Of course in the background, something murky is taking place. Despite Hunt’s outrage over the injury of an innocent child and his recent apparent conversion to the corrupt regime of Superintendent “Supermac” Macintosh, he is still threatened with a transfer to Plymouth – even to the shock of fellow corrupt officer DS Ray Carling.

With the events of the preceding weeks looking set to provide a major element of reality to the series, not to mention providing a major test to the character of Gene Hunt, how will Alex cope with the idea that the imprisoned Robin Elliot could hold the key to her getting home to 2008?

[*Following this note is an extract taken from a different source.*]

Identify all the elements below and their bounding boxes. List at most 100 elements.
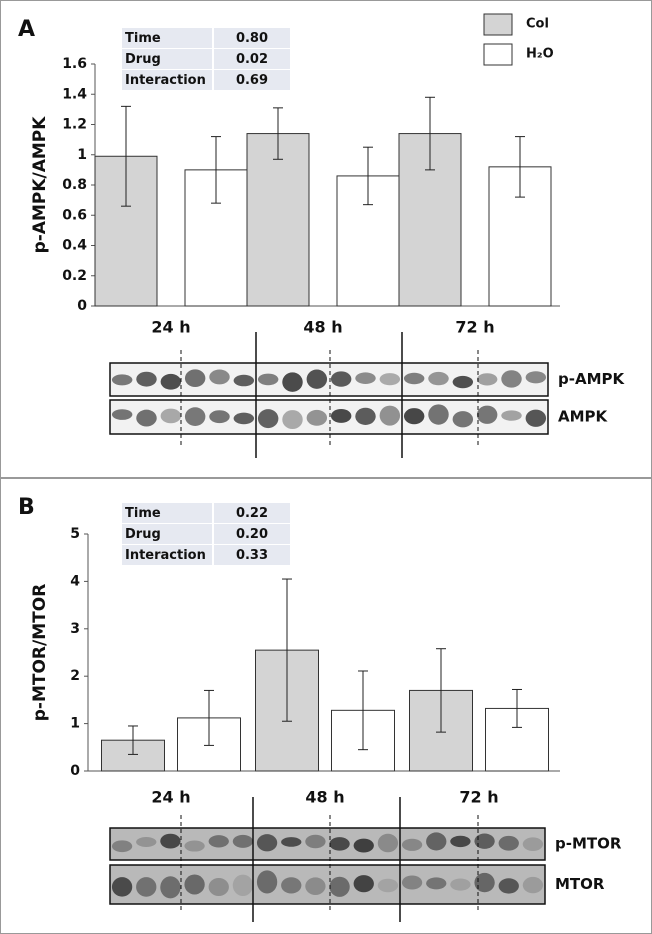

Also starring Dean Andrews as DS Ray Carling, Marshall Lancaster as DS Chris Skelton and Roger Allam as Superintendent “Supermac” Macintosh, Ashes to Ashes S2 E3 airs 9pm-10pm Monday 4th May – and as with earlier editions this series is accompanied on digital TVs via the red button by clips from 1980s Top of the Pops featuring songs from the episodes soundtrack and hosted by actor Philip Glenister in Gene Hunt guise.

The death of a gypsy in a police car chase brings some truly ugly scenes to Ashes to Ashes as a portrayal of local and international prejudice is played out against the backdrop of the Falklands War in this latest instalment of the BBC’s superb cop-show-with-time-travel.

It transpires that the dead man, Jed Bicklow, has been drugged by the unscrupulous Dr Battleford (The Sarah Jane Adventures’ Joseph Millson) who has taken pity on the travellers and provided them with medical care… and a bit more than that for Bicklow’s very young wife.

Typically Alex Drake (Keeley Hawes) doesn’t take long to uncover that the doctor is hiding more than an interest in extramarital activity – yet when she attempts to charge him who should come to his rescue but Superintendent Macintosh?

Once again, the stench of police corruption rears its head in a series-long subplot that isn’t going to go away – and Ashes to Ashes feels all the more fresher for it, interweaving Alex’s hallucinations and recollections (or lack of them…), messages from the future and a second encounter with her fellow time traveller with some fascinating television that isn’t afraid to tackle the subject of a rotten police force in a way that hasn’t been attempted for years.

Within minutes of the episode opening, we learn that the corrupt cop from the previous week’s episode has gone missing, for instance, and with Gene Hunt’s (Philip Glenister) encounter in the interview room with an older gypsy woman with “the sight” we get a very cryptic hint at how deep the corruption in the force runs, and what Hunt must sacrifice to tackle it.

A revelation about DS Ray Carling and Hunt’s bizarre and audience-throwing sacrifice build tension throughout the episode, while there is light relief as DC Chris Skelton – growing in stature and morality as a good detective – proposes to girlfriend WPC Shaz Granger.

If you’re not watching Ashes to Ashes, you really need to catch up soon as this series seems to be on fire – and looks soon to stand on its own two feet, without any nods or references to Life on Mars.